An increased use of wood can reduce the environmental footprint of the building sector by being a renewable and ecological material. In order to improve the competitiveness of heavy timber structures, this thesis presents a novel type of timber connection with a high degree of prefabrication, which utilizes a resilient bond line. It has previously been shown that a large conventional stiff adhesive bond line acting in shear can be made stronger by using a less stiff bond line, by e.g. introducing an intermediate rubber foil. Te scientific contribution of this thesis starts by comparing such resilient bond lines to conventional non-resilient bond lines. It is numerically shown that the strength of the bond line is increased from 40% to 80% of the local shear strength by introducing a resilient bond line in large lap joints. Unlike other types of connections, a resilient bond line enables design of the stiffness depending on the application by varying the hardness and thickness of the intermediate bond layer. Using the concept of the resilient bond line in a heavy timber connection design aiming for a high degree of prefabrication, the novel Shear Plate Dowel Joint (SPDJ) is proposed.

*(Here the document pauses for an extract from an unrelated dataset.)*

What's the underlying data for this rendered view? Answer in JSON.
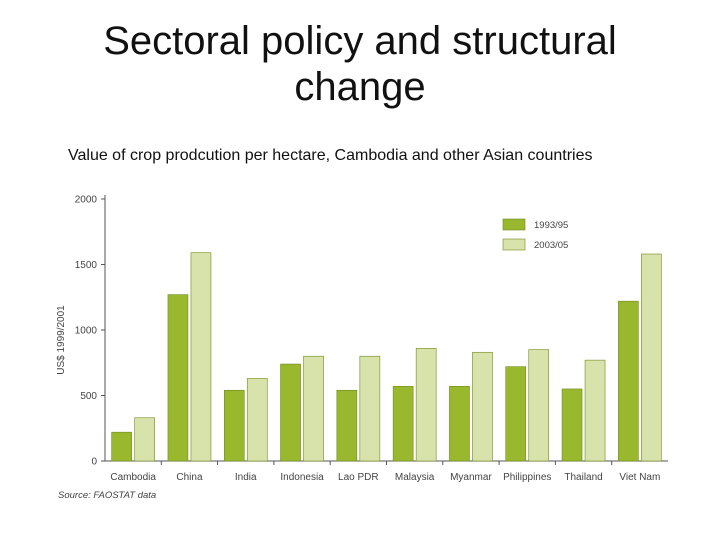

Initially designed for truss nodes, the connection shows promising results in full scale tensile tests with an average shear stress at failure of 3.3 MPa. A bond line model to be used in FE analysis of the SPDJ is proposed and used in parameter studies of the connection. It is found that a softer bond line will increase the slip, but also the strength which asymptotically aligns with theory of perfect plasticity. The strengths of the SPDJ design are high load carrying capacity and simplicity in design, but duration of load effects and fire resistance are, among other things, in need of further research prior to structural application.